The great divide in America right now is not between black and white. It is Washington, elite institutions, and the establishment, against the rest of us. It is such a profound divide that they have called in the National Guard and built a fence to make a physical demarcation. The January 6th rabble rousers are being investigated and imprisoned aggressively so the “behold the bigots” trick can be tried one more time. They are part of the fencing. Federal authorities have been slow to investigate and disclose facts that undermine the false insurrection narrative.

In 2020, Trump performed historically well among working class black and Hispanic voters, especially in those boarded up mill towns. The places he did not perform as well were generally in Democrat controlled cities in swing states: Atlanta, Milwaukee, Philadelphia and Detroit. Rules were tweaked in those places under pandemic conditions to produce the sort of ballot harvesting among disengaged African Americans unseen since the three-fifths compromise.

Time Magazine admitted the plan.

Time Magazine helpfully told us that a consortium of the credentialed elite conspired to assure an outcome. As reported in that piece:

It’s massively important for the country to understand that it didn’t happen accidentally. The system didn’t work magically. Democracy is not self-executing.”

In other words, nothing threatens democracy more than when the props of Boomer race conceits – black voters – begin to pull in a different political direction.

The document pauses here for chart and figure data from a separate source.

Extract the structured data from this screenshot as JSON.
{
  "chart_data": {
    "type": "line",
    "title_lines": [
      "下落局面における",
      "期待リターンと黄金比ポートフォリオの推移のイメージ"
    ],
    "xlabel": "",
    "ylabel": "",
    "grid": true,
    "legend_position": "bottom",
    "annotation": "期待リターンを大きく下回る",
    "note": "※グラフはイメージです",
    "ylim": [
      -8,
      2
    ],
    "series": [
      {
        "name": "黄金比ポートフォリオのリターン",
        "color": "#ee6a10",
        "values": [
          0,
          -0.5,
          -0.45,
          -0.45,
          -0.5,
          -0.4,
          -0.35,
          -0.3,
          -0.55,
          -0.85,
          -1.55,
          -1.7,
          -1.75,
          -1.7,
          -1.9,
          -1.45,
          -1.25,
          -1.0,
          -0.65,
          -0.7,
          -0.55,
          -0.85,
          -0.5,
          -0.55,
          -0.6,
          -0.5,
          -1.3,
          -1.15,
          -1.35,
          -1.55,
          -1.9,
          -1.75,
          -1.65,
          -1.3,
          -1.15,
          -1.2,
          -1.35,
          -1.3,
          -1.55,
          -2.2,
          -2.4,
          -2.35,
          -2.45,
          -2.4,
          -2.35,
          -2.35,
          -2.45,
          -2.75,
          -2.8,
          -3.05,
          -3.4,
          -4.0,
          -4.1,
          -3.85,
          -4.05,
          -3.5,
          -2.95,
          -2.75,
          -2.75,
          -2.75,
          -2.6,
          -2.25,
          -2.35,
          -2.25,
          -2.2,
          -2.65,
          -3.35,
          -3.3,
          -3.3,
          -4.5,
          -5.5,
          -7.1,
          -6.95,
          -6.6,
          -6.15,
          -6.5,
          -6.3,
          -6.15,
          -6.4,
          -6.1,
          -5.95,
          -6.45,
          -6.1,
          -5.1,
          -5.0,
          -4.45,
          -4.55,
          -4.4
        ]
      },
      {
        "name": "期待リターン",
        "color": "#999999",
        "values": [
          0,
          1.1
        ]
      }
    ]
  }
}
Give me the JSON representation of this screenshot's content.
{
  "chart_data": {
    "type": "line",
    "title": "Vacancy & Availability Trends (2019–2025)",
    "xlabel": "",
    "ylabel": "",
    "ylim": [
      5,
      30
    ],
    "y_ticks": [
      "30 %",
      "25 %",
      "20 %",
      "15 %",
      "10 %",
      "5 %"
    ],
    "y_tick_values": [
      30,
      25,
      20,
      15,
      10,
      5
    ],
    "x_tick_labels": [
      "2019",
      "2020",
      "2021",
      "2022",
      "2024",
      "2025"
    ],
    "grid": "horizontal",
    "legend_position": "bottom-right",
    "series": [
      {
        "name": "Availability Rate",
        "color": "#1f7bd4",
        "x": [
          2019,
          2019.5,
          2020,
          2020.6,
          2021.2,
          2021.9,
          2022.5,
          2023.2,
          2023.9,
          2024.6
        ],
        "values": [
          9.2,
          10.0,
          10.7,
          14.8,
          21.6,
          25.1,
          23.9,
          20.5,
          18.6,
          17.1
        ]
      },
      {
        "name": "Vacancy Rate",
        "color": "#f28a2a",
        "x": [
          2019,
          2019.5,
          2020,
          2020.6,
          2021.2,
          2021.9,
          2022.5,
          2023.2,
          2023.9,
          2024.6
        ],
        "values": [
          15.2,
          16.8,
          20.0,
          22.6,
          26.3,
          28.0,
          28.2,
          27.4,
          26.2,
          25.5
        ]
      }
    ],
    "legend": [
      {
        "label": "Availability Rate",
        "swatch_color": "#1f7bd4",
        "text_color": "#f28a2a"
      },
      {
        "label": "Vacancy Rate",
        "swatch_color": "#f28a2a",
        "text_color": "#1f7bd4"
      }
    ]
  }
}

That’s when powerful whites have to start filing lawsuits to “unsuppress” their votes, ahem.

The good news, from this vantage point, is that the razor wire in Washington is not some entrée to Communist revolution. No, it is the spoiled brats who govern us covering their ears and shouting, “We’re not listening!” Trump landed smack dab in the middle of their heroes’ journeys and wrecked lots of self-involved fantasies among those posing as principled. They cannot accept it, so they have to lie about insurrection.

The Boomer beneficiaries of Democrat lies have more power than ever, but less clout. That is dangerous, because they have shown a willingness to use federal police power to prop up ridiculous but self-serving political narratives. Attorney General Bill Barr’s failure to prosecute The Russia Lie has only emboldened the out-of-control bureaucrats. If you want to see Merrick Garland’s playbook and learn how he will go after political opponents on ridiculously phony premises, click on that link and READ IT! It is the complete, unvarnished story of Russian collusion that pulls no punches and identifies all culprits, Republican and Democrat.

How Boomerism Ends.

An aging and decaying aristocracy is its own brand of pathetic, which we are witnessing.

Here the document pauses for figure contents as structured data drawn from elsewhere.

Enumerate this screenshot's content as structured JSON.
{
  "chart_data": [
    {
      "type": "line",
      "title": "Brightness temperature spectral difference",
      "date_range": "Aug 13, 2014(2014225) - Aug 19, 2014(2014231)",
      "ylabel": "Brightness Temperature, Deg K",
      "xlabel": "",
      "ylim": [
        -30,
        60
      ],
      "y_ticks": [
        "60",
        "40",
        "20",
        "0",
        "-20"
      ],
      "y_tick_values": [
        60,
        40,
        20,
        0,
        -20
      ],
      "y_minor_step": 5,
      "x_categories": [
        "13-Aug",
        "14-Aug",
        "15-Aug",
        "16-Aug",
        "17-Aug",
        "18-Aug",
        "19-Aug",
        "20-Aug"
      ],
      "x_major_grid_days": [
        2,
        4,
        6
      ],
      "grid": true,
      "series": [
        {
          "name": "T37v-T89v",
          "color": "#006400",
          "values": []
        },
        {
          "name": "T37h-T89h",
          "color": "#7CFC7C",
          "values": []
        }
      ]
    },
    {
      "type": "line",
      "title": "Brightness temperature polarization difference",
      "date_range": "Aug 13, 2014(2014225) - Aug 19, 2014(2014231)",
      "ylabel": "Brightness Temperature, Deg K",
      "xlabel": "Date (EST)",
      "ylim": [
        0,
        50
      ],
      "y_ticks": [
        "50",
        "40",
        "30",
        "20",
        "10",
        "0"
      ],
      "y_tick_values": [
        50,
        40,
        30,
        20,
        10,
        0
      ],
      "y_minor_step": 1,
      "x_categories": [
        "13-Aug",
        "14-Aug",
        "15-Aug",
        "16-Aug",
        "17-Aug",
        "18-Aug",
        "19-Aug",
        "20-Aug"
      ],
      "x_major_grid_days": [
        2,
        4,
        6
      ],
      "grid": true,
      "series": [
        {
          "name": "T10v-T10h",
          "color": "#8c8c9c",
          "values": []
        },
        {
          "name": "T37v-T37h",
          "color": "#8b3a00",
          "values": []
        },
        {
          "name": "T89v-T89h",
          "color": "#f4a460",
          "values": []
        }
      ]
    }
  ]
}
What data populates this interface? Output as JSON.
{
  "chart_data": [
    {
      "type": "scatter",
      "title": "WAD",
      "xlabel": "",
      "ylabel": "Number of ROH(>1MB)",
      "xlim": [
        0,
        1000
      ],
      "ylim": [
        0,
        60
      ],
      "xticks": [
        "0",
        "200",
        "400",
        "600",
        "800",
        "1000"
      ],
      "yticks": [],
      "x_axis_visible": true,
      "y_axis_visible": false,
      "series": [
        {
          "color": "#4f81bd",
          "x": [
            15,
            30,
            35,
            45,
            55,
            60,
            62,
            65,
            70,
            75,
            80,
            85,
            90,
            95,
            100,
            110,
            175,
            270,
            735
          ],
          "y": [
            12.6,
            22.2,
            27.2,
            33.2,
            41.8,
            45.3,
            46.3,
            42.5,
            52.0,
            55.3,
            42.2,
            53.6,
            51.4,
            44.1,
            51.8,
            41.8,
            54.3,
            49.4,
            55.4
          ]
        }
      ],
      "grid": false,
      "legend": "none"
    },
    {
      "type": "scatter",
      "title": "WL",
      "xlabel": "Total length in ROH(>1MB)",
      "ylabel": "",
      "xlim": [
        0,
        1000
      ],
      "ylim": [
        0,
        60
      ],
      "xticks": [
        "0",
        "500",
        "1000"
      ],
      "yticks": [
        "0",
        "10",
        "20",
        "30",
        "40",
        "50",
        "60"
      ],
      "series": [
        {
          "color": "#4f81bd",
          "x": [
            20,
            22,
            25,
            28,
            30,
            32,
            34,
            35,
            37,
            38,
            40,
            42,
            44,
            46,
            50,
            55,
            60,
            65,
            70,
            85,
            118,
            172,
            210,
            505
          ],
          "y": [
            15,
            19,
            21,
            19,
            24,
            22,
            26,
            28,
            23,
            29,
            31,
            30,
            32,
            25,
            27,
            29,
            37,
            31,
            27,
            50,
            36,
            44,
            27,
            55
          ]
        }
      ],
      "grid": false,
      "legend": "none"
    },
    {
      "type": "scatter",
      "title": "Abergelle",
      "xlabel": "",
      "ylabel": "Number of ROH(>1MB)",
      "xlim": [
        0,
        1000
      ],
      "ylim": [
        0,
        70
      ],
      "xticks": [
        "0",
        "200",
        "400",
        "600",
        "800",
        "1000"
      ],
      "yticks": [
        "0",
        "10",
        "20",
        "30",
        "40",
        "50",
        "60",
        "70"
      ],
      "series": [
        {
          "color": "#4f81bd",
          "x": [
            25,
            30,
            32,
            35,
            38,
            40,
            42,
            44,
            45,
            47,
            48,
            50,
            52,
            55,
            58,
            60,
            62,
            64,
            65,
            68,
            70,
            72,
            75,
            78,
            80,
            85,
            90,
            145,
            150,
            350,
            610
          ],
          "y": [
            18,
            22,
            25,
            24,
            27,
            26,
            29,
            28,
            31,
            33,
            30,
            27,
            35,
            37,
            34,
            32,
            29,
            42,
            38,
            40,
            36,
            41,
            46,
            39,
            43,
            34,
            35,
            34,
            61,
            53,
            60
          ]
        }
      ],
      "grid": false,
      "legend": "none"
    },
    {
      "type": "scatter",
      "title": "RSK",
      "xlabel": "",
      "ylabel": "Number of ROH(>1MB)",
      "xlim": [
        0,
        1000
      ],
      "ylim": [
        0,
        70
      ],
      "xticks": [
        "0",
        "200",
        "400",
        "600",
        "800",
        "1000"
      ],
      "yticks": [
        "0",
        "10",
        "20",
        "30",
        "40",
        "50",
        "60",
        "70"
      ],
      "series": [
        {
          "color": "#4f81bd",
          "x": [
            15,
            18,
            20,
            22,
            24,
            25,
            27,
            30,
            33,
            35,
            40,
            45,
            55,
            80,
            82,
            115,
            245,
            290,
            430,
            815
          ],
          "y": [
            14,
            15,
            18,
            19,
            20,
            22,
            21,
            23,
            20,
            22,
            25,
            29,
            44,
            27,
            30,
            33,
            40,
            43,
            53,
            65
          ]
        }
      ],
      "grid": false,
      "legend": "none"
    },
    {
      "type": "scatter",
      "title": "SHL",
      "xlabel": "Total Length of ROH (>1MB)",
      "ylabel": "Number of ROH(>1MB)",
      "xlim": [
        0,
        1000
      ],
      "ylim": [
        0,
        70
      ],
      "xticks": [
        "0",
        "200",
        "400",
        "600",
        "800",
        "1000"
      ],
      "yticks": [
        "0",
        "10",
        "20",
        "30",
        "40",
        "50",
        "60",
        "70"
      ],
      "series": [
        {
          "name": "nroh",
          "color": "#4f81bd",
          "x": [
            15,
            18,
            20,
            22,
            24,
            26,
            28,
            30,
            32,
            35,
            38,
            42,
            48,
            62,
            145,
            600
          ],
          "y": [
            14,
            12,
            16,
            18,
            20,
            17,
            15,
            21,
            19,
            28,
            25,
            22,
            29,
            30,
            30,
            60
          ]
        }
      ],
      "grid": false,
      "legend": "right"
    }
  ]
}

The once waifish Bruce Springsteen at 71, face lifted, hairline-improved, pumped full of GNC powdered proteins and amino acids after low impact dumbbell workouts to approximate the body-type of someone who drills a single screw into 300 Chevy Volts a day on his shift in Lordstown, Ohio, looked forlornly at the camera in the second half of this year’s Super Bowl and called for unity on behalf of Jeep.

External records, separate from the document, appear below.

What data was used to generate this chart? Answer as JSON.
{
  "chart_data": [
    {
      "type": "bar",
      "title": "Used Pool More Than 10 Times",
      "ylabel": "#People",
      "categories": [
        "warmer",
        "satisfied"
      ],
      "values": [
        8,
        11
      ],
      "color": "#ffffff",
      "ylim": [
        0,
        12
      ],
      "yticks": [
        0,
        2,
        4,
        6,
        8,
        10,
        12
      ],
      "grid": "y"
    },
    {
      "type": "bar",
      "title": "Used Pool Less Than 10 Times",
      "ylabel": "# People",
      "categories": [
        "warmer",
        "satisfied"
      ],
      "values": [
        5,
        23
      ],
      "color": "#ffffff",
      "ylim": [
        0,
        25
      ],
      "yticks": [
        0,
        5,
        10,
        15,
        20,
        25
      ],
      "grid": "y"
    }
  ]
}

He had one of those triple hoop earrings that you have to show your artist credentials to the girl at the Piercing Pagoda kiosk in the mall to even get, so — please know — this was coming from a place of creative angst one can only develop at a $10 million mansion in a Jersey suburb.

Except nothing about it worked. Barefoot girls on the hood of a Dodge sipping warm beer in the soft summer rain all over America looked at their TV and said in once voice: “Okay, Boomer.”

The Springsteen commercial played during a Super Bowl that featured 22,000 masked real fans interspersed among 50,000 mostly unmasked cardboard cutouts will someday be a cultural marker in the hippy, dippy end of Boomer rule. It is the moment 75-million Americans and counting turned to their 50-inch flatscreens and groaned.

This is the way Boomer-world ends, not with a bang, but with a senile president.

They are propped up by lies, none greater than the “Trump voters are a bunch of white supremacists lie.” Take that away and they are nothing. People are starting to catch on, which is their biggest problem. That explains the irrational political reactions America is witnessing.